The Russian government has suggested that the slide in the value of the ruble may have a silver lining, but will it really help perk up the sluggish economy or just crimp consumption by consumers?
The ruble has been caught up in the sell off of emerging market currencies, losing about 6.5 percent of its value against the US dollar in recent weeks to hit a five-year low of more the 35 to the greenback.
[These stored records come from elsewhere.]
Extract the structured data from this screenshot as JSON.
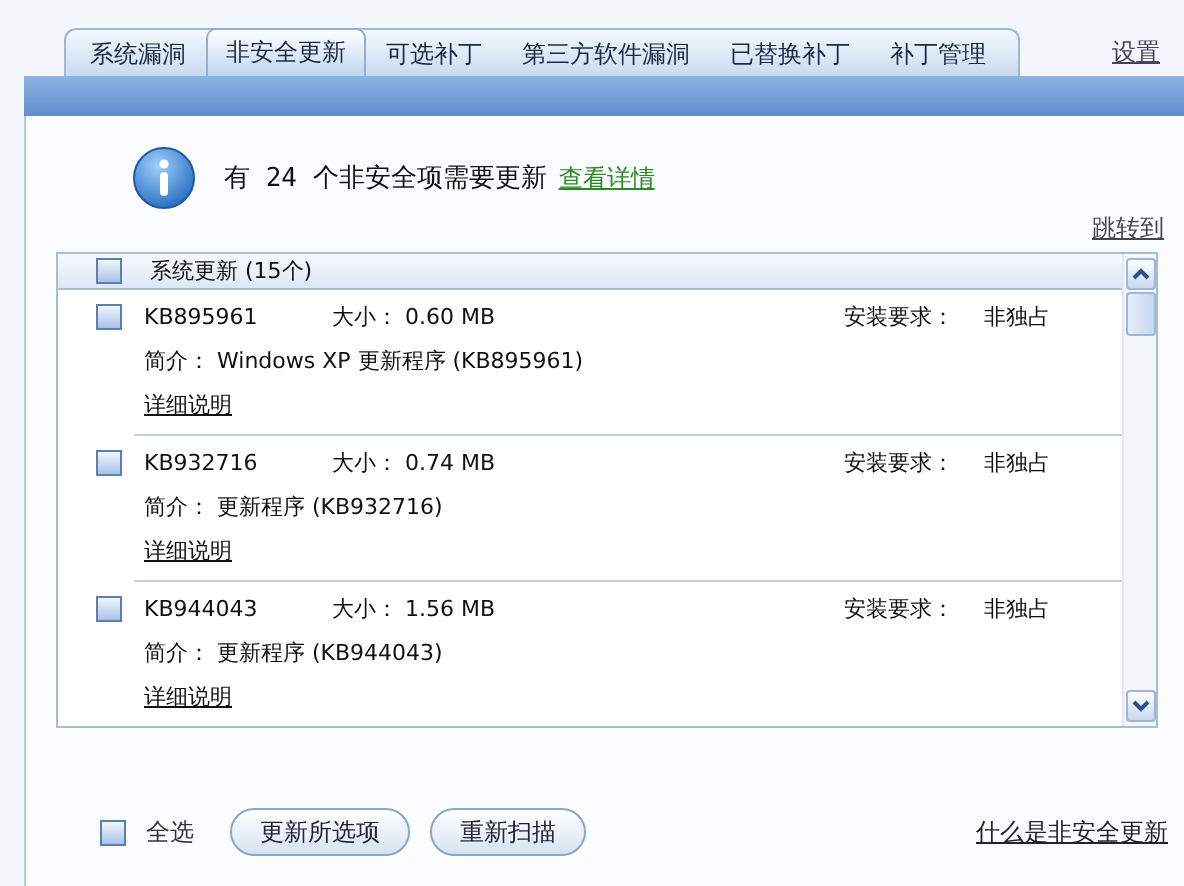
{
  "tabs": [
    {
      "label": "系统漏洞",
      "selected": false
    },
    {
      "label": "非安全更新",
      "selected": true
    },
    {
      "label": "可选补丁",
      "selected": false
    },
    {
      "label": "第三方软件漏洞",
      "selected": false
    },
    {
      "label": "已替换补丁",
      "selected": false
    },
    {
      "label": "补丁管理",
      "selected": false
    }
  ],
  "settings_link": "设置",
  "summary": {
    "prefix": "有",
    "count": "24",
    "suffix": "个非安全项需要更新",
    "link": "查看详情"
  },
  "jump_link": "跳转到",
  "group": {
    "label": "系统更新 (15个)",
    "checked": false
  },
  "updates": [
    {
      "id": "KB895961",
      "size": "大小： 0.60 MB",
      "requirement_label": "安装要求：",
      "requirement": "非独占",
      "description": "简介： Windows XP 更新程序 (KB895961)",
      "details": "详细说明",
      "checked": false
    },
    {
      "id": "KB932716",
      "size": "大小： 0.74 MB",
      "requirement_label": "安装要求：",
      "requirement": "非独占",
      "description": "简介： 更新程序 (KB932716)",
      "details": "详细说明",
      "checked": false
    },
    {
      "id": "KB944043",
      "size": "大小： 1.56 MB",
      "requirement_label": "安装要求：",
      "requirement": "非独占",
      "description": "简介： 更新程序 (KB944043)",
      "details": "详细说明",
      "checked": false
    }
  ],
  "select_all": {
    "label": "全选",
    "checked": false
  },
  "buttons": [
    "更新所选项",
    "重新扫描"
  ],
  "help_link": "什么是非安全更新"
}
It has slid by around 5 percent to a new record low of more than 48 rubles to the euro.
However, Russian Economy Minister Alexei Ulyukayev looked to the bright side of things.
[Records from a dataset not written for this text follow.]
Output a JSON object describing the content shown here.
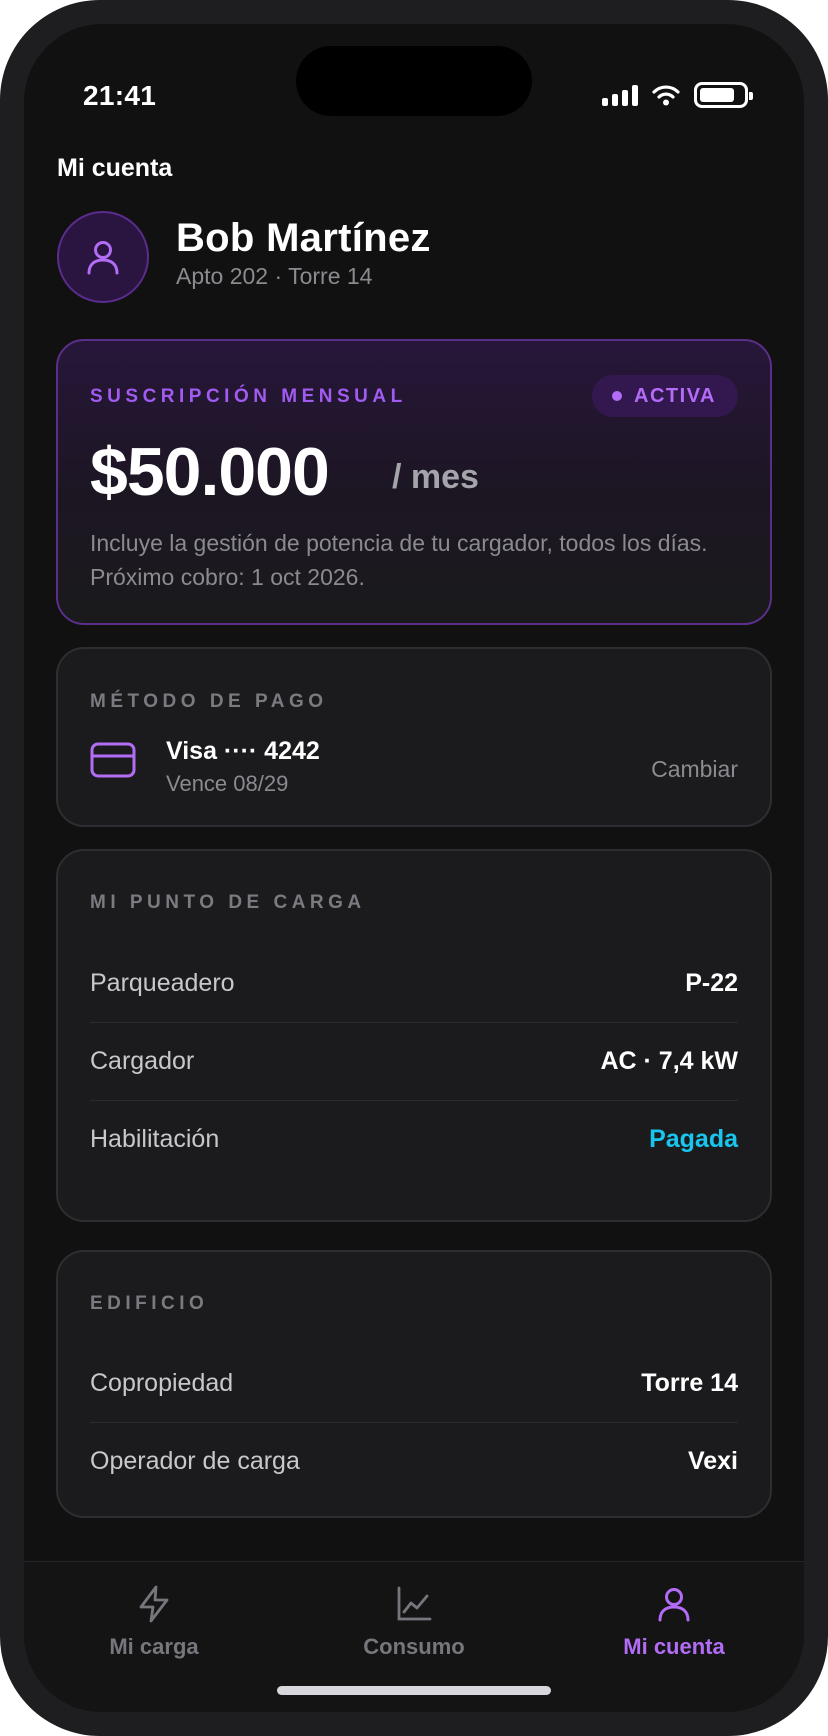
{
  "status_bar": {
    "time": "21:41"
  },
  "page": {
    "title": "Mi cuenta"
  },
  "profile": {
    "name": "Bob Martínez",
    "subtitle": "Apto 202 · Torre 14"
  },
  "subscription": {
    "eyebrow": "SUSCRIPCIÓN MENSUAL",
    "badge": "ACTIVA",
    "price": "$50.000",
    "unit": "/ mes",
    "description": "Incluye la gestión de potencia de tu cargador, todos los días. Próximo cobro: 1 oct 2026."
  },
  "payment": {
    "eyebrow": "MÉTODO DE PAGO",
    "card_label": "Visa ···· 4242",
    "expiry": "Vence 08/29",
    "change_label": "Cambiar"
  },
  "charging_point": {
    "eyebrow": "MI PUNTO DE CARGA",
    "rows": [
      {
        "label": "Parqueadero",
        "value": "P-22"
      },
      {
        "label": "Cargador",
        "value": "AC · 7,4 kW"
      },
      {
        "label": "Habilitación",
        "value": "Pagada"
      }
    ]
  },
  "building": {
    "eyebrow": "EDIFICIO",
    "rows": [
      {
        "label": "Copropiedad",
        "value": "Torre 14"
      },
      {
        "label": "Operador de carga",
        "value": "Vexi"
      }
    ]
  },
  "tabs": [
    {
      "label": "Mi carga",
      "icon": "bolt-icon",
      "active": false
    },
    {
      "label": "Consumo",
      "icon": "chart-icon",
      "active": false
    },
    {
      "label": "Mi cuenta",
      "icon": "user-icon",
      "active": true
    }
  ],
  "colors": {
    "accent": "#b36cf5",
    "highlight": "#18c5ef",
    "background": "#111112"
  }
}
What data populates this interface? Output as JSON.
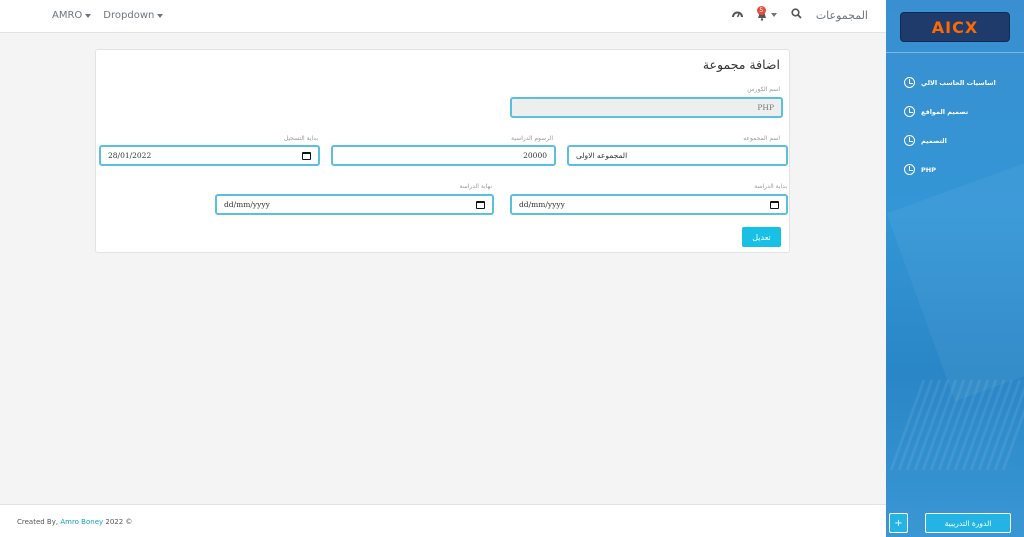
{
  "navbar": {
    "user": "AMRO",
    "dropdown": "Dropdown",
    "title": "المجموعات",
    "notification_count": "5"
  },
  "form": {
    "title": "اضافة مجموعة",
    "course_name_label": "اسم الكورس",
    "course_name_value": "PHP",
    "group_name_label": "اسم المجموعه",
    "group_name_value": "المجموعه الاولى",
    "fees_label": "الرسوم الدراسية",
    "fees_value": "20000",
    "registration_start_label": "بداية التسجيل",
    "registration_start_value": "28/01/2022",
    "study_start_label": "بداية الدراسة",
    "study_start_value": "dd/mm/yyyy",
    "study_end_label": "نهاية الدراسة",
    "study_end_value": "dd/mm/yyyy",
    "submit_label": "تعديل"
  },
  "footer": {
    "prefix": "Created By,",
    "author": "Amro Boney",
    "suffix": "2022 ©"
  },
  "sidebar": {
    "logo_text": "AICX",
    "items": [
      {
        "label": "اساسيات الحاسب الالي"
      },
      {
        "label": "تصميم المواقع"
      },
      {
        "label": "التصميم"
      },
      {
        "label": "PHP"
      }
    ],
    "course_button": "الدورة التدريبية",
    "add_button": "+"
  },
  "colors": {
    "accent": "#17c0e4",
    "input_border": "#5bc0de",
    "sidebar": "#3396d6"
  }
}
“This will help improve the competitiveness of a range of industries,” he told Moscow’s Prime business news agency.
“I am not a proponent of stimulating the economy through an artificial weakening of the ruble,” Ulyukayev said. “But since what we have now is not an artificial but a natural weakening... then why not enjoy its positive effects?”
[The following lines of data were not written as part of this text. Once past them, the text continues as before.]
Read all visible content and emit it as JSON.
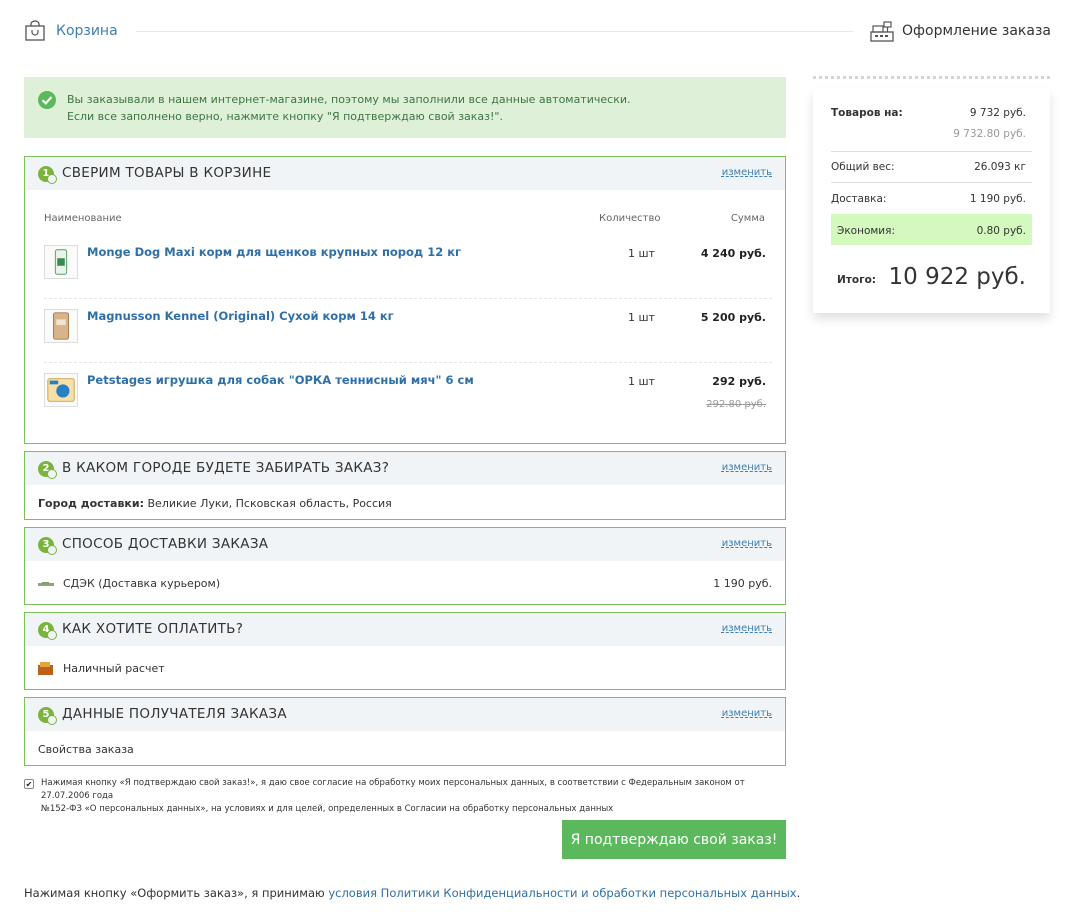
{
  "header": {
    "cart_label": "Корзина",
    "checkout_label": "Оформление заказа"
  },
  "notice": {
    "line1": "Вы заказывали в нашем интернет-магазине, поэтому мы заполнили все данные автоматически.",
    "line2": "Если все заполнено верно, нажмите кнопку \"Я подтверждаю свой заказ!\"."
  },
  "sections": {
    "cart": {
      "num": "1",
      "title": "СВЕРИМ ТОВАРЫ В КОРЗИНЕ",
      "change": "изменить",
      "col_name": "Наименование",
      "col_qty": "Количество",
      "col_sum": "Сумма",
      "items": [
        {
          "name": "Monge Dog Maxi корм для щенков крупных пород 12 кг",
          "qty": "1 шт",
          "sum": "4 240 руб.",
          "old": ""
        },
        {
          "name": "Magnusson Kennel (Original) Сухой корм 14 кг",
          "qty": "1 шт",
          "sum": "5 200 руб.",
          "old": ""
        },
        {
          "name": "Petstages игрушка для собак \"ОРКА теннисный мяч\" 6 см",
          "qty": "1 шт",
          "sum": "292 руб.",
          "old": "292.80 руб."
        }
      ]
    },
    "city": {
      "num": "2",
      "title": "В КАКОМ ГОРОДЕ БУДЕТЕ ЗАБИРАТЬ ЗАКАЗ?",
      "change": "изменить",
      "label": "Город доставки:",
      "value": "Великие Луки, Псковская область, Россия"
    },
    "delivery": {
      "num": "3",
      "title": "СПОСОБ ДОСТАВКИ ЗАКАЗА",
      "change": "изменить",
      "method": "СДЭК (Доставка курьером)",
      "price": "1 190 руб."
    },
    "payment": {
      "num": "4",
      "title": "КАК ХОТИТЕ ОПЛАТИТЬ?",
      "change": "изменить",
      "method": "Наличный расчет"
    },
    "recipient": {
      "num": "5",
      "title": "ДАННЫЕ ПОЛУЧАТЕЛЯ ЗАКАЗА",
      "change": "изменить",
      "props": "Свойства заказа"
    }
  },
  "consent": {
    "checked": true,
    "line1": "Нажимая кнопку «Я подтверждаю свой заказ!», я даю свое согласие на обработку моих персональных данных, в соответствии с Федеральным законом от 27.07.2006 года",
    "line2": "№152-ФЗ «О персональных данных», на условиях и для целей, определенных в Согласии на обработку персональных данных"
  },
  "confirm_button": "Я подтверждаю свой заказ!",
  "footer": {
    "prefix": "Нажимая кнопку «Оформить заказ», я принимаю ",
    "link": "условия Политики Конфиденциальности и обработки персональных данных",
    "suffix": "."
  },
  "summary": {
    "goods_label": "Товаров на:",
    "goods_value": "9 732 руб.",
    "goods_old": "9 732.80 руб.",
    "weight_label": "Общий вес:",
    "weight_value": "26.093 кг",
    "delivery_label": "Доставка:",
    "delivery_value": "1 190 руб.",
    "economy_label": "Экономия:",
    "economy_value": "0.80 руб.",
    "total_label": "Итого:",
    "total_value": "10 922 руб."
  },
  "colors": {
    "accent_green": "#5cb85c",
    "border_green": "#7cc059",
    "link_blue": "#2f6fa7",
    "economy_bg": "#d4f9bf"
  }
}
The government will feel an immediate boost as most of its budget revenue is from the export of gas and oil, which are sold for US dollars.
The budget deficit was reduced to 0.5 percent of GDP last year thanks to higher oil prices.
However, with growth at just 1.3 percent — a quarter of the Kremlin’s target — there is not enough funds for Russian President Vladimir Putin to fulfill his 2012 election campaign promises.
“All the increases in social benefits will be financed,” the daily Vedomosti said. “Of course with rubles that are worth less, but they will be financed.”
Economist Nikolai Petrov at Moscow’s Higher School of Economics believes the ruble’s slide was intended.
“The government, which is trying to make ends meet and must find 15 billion dollars for Ukraine, went consciously in that direction,” he said.
A weaker ruble will make Russian products cheaper on foreign markets, raising hopes for an export boost. However, economist Chris Weafer at Macro Advisory said that Russia does not produce many machine tools or consumer goods that would benefit most from a weaker ruble.
More likely the benefit would come from product substitution as Russians faced with sharply higher prices for imported goods would turn to more domestic products.
However, a weaker ruble could entice more companies to set up shop in Russia, according to economist Yakov Mirkin in the Russky Reporter magazine.
Having lived through devaluations during the Soviet period and and again in 1998 and 2009, Russians have been watching the sharp slide of the ruble with trepidation.
A sharp drop in the value of the ruble makes foreign travel less accessible for Russians as well as drives up the prices of imported consumer goods, reduces purchasing power and usually fuels inflation, which then leads to higher interest rates.